Native American Access to Quality Healthcare

Indian Health Service (“IHS”), the federally-funded health care program for American Indians and Alaska Natives, is responsible for providing health care to approximately 2.2 million Native Americans in thirty-five states across the U.S., operating a network of 55 health centers, 26 hospitals and 21 health stations located primarily in rural areas. According to IHS, it’s agency-wide goal is to ensure that comprehensive, culturally acceptable personal and public health services are available and accessible to American Indians and Alaska Natives.


However, IHS is failing the millions of Native Americans who rely on the program for health care, as the agency is consistently underfunded, leading to significant health problems and deficiencies in care for Native Americans.
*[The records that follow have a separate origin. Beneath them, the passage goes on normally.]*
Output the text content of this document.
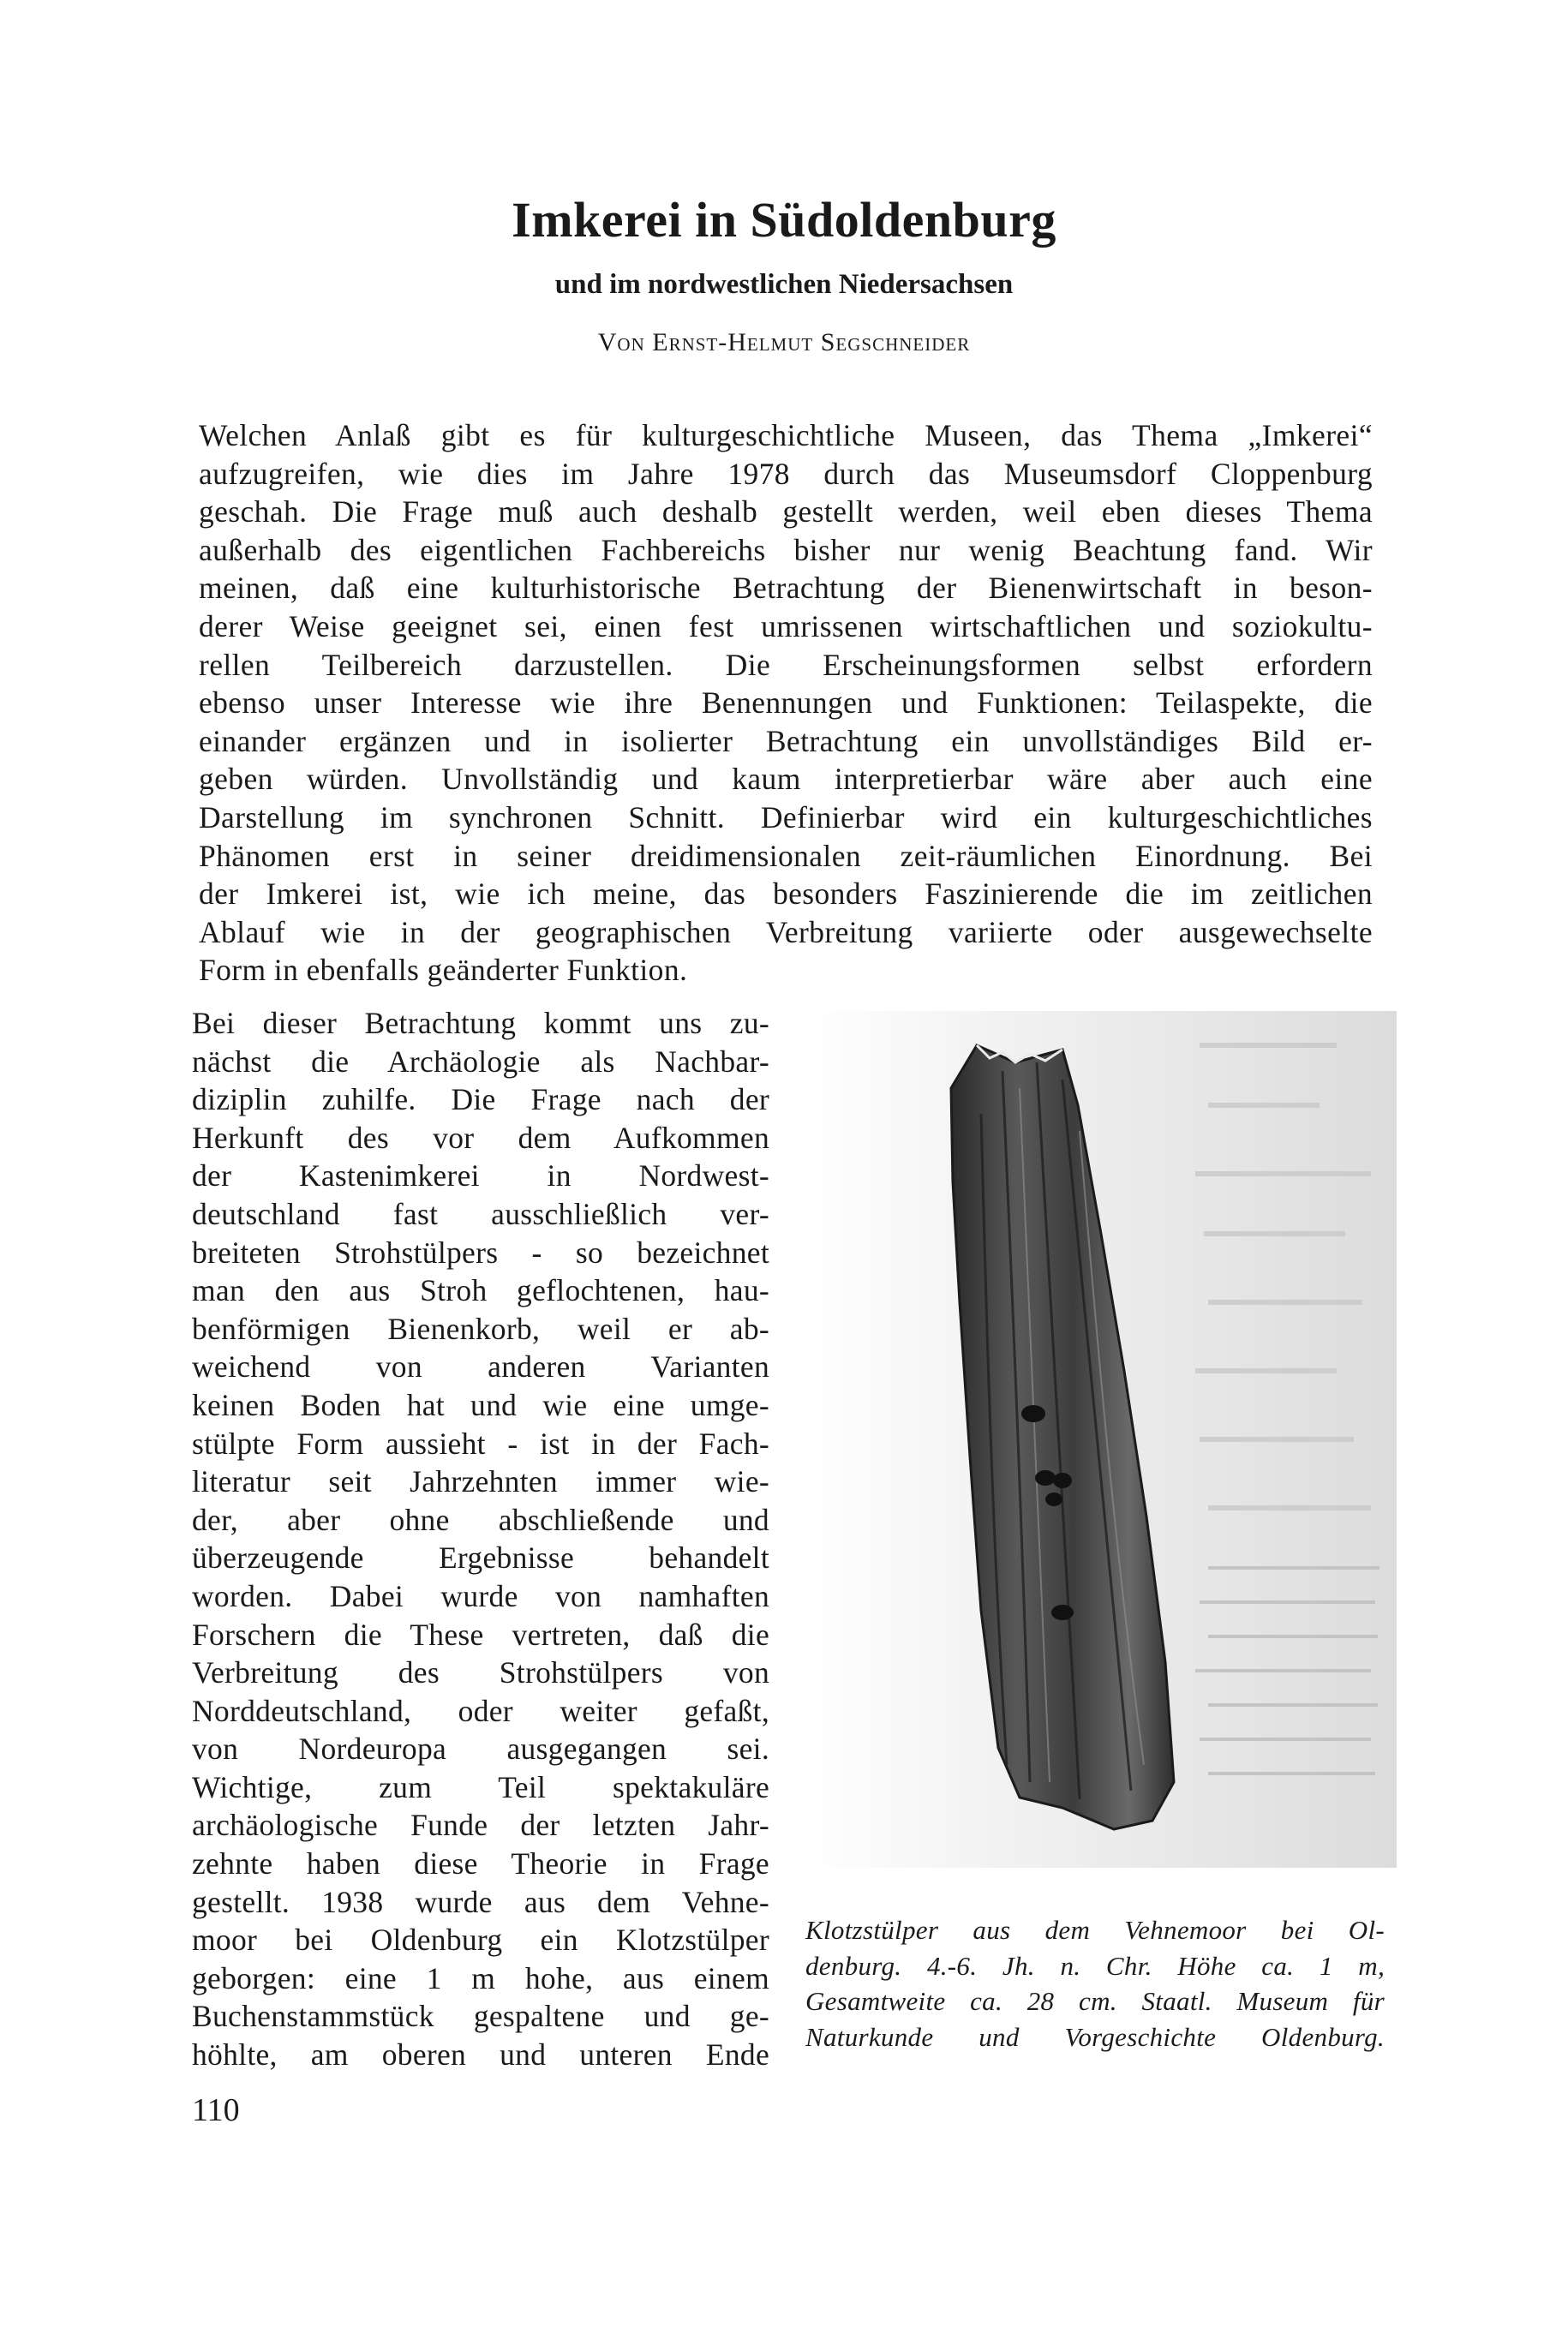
Imkerei in Südoldenburg
und im nordwestlichen Niedersachsen

Von Ernst-Helmut Segschneider

Welchen Anlaß gibt es für kulturgeschichtliche Museen, das Thema „Imkerei“
aufzugreifen, wie dies im Jahre 1978 durch das Museumsdorf Cloppenburg
geschah. Die Frage muß auch deshalb gestellt werden, weil eben dieses Thema
außerhalb des eigentlichen Fachbereichs bisher nur wenig Beachtung fand. Wir
meinen, daß eine kulturhistorische Betrachtung der Bienenwirtschaft in beson-
derer Weise geeignet sei, einen fest umrissenen wirtschaftlichen und soziokultu-
rellen Teilbereich darzustellen. Die Erscheinungsformen selbst erfordern
ebenso unser Interesse wie ihre Benennungen und Funktionen: Teilaspekte, die
einander ergänzen und in isolierter Betrachtung ein unvollständiges Bild er-
geben würden. Unvollständig und kaum interpretierbar wäre aber auch eine
Darstellung im synchronen Schnitt. Definierbar wird ein kulturgeschichtliches
Phänomen erst in seiner dreidimensionalen zeit-räumlichen Einordnung. Bei
der Imkerei ist, wie ich meine, das besonders Faszinierende die im zeitlichen
Ablauf wie in der geographischen Verbreitung variierte oder ausgewechselte
Form in ebenfalls geänderter Funktion.

Bei dieser Betrachtung kommt uns zu-
nächst die Archäologie als Nachbar-
diziplin zuhilfe. Die Frage nach der
Herkunft des vor dem Aufkommen
der Kastenimkerei in Nordwest-
deutschland fast ausschließlich ver-
breiteten Strohstülpers - so bezeichnet
man den aus Stroh geflochtenen, hau-
benförmigen Bienenkorb, weil er ab-
weichend von anderen Varianten
keinen Boden hat und wie eine umge-
stülpte Form aussieht - ist in der Fach-
literatur seit Jahrzehnten immer wie-
der, aber ohne abschließende und
überzeugende Ergebnisse behandelt
worden. Dabei wurde von namhaften
Forschern die These vertreten, daß die
Verbreitung des Strohstülpers von
Norddeutschland, oder weiter gefaßt,
von Nordeuropa ausgegangen sei.
Wichtige, zum Teil spektakuläre
archäologische Funde der letzten Jahr-
zehnte haben diese Theorie in Frage
gestellt. 1938 wurde aus dem Vehne-
moor bei Oldenburg ein Klotzstülper
geborgen: eine 1 m hohe, aus einem
Buchenstammstück gespaltene und ge-
höhlte, am oberen und unteren Ende

Klotzstülper aus dem Vehnemoor bei Ol-
denburg. 4.-6. Jh. n. Chr. Höhe ca. 1 m,
Gesamtweite ca. 28 cm. Staatl. Museum für
Naturkunde und Vorgeschichte Oldenburg.

110
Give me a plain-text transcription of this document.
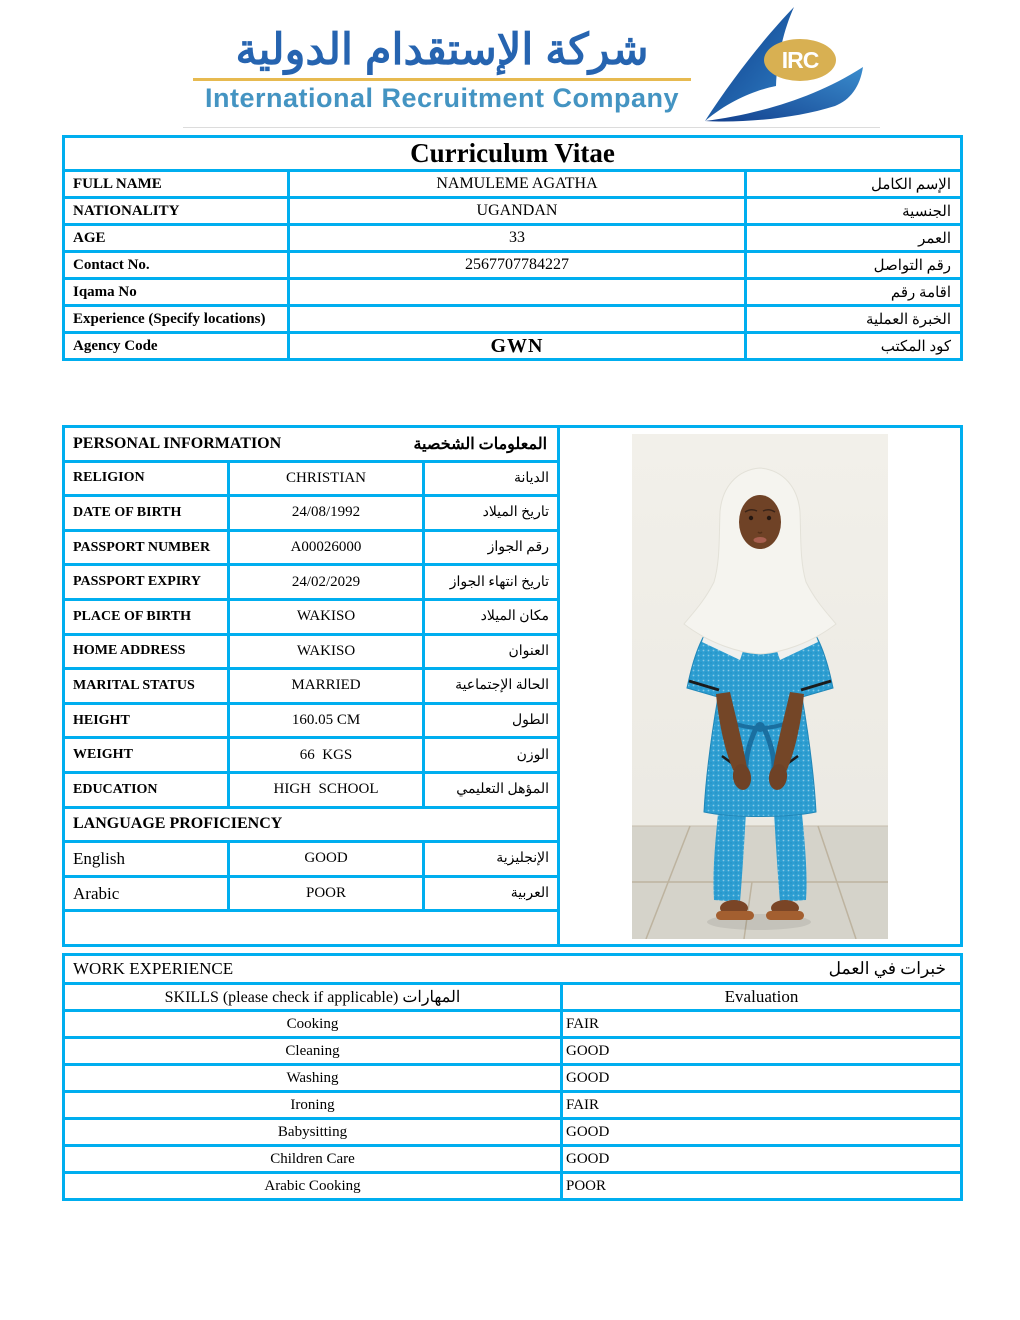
شركة الإستقدام الدولية
International Recruitment Company
IRC
Curriculum Vitae		
FULL NAME	NAMULEME AGATHA	الإسم الكامل
NATIONALITY	UGANDAN	الجنسية
AGE	33	العمر
Contact No.	2567707784227	رقم التواصل
Iqama No		اقامة رقم
Experience (Specify locations)		الخبرة العملية
Agency Code	GWN	كود المكتب
PERSONAL INFORMATION المعلومات الشخصية

RELIGION	CHRISTIAN	الديانة	
DATE OF BIRTH	24/08/1992	تاريخ الميلاد	
PASSPORT NUMBER	A00026000	رقم الجواز	
PASSPORT EXPIRY	24/02/2029	تاريخ انتهاء الجواز	
PLACE OF BIRTH	WAKISO	مكان الميلاد	
HOME ADDRESS	WAKISO	العنوان	
MARITAL STATUS	MARRIED	الحالة الإجتماعية	
HEIGHT	160.05 CM	الطول	
WEIGHT	66  KGS	الوزن	
EDUCATION	HIGH  SCHOOL	المؤهل التعليمي	
LANGUAGE PROFICIENCY			
English	GOOD	الإنجليزية	
Arabic	POOR	العربية	

WORK EXPERIENCE خبرات في العمل	

SKILLS (please check if applicable) المهارات	Evaluation
Cooking	FAIR
Cleaning	GOOD
Washing	GOOD
Ironing	FAIR
Babysitting	GOOD
Children Care	GOOD
Arabic Cooking	POOR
The IHS, along with several other federal programs, was intended as a remedy of sorts for the historical mistreatment of Native Americans. Yet, despite its obligation to provide quality health care to Native Americans, IHS is a highly inadequate program, and its funds are so scarce that the quality of care is beyond poor and has resulted in a multitude of cases of negligence and malpractice.


With little to no access to quality health care from IHS, Native Americans face shockingly disparate health realities than do other Americans. In fact, American Indians die on average five years sooner than other Americans. When compared to other U.S. citizens, they are roughly 60% more likely to commit suicide, twice as likely to die in childbirth, and five times more likely to die from tuberculosis.


These glaring discrepancies seen between Native Americans and the rest of the American population portray a profoundly inadequate system that degrades American Indians and Alaska Natives through its blatant health care insufficiencies and its persistent lack of funding.


IHS deserves, and requires, funding to consistently replenish the program and keep up with the dire needs of the 2.2 million Native Americans it serves. As of now, IHS represents a broken system that’s failing American Indians and Alaska Natives. It’s time for this to change.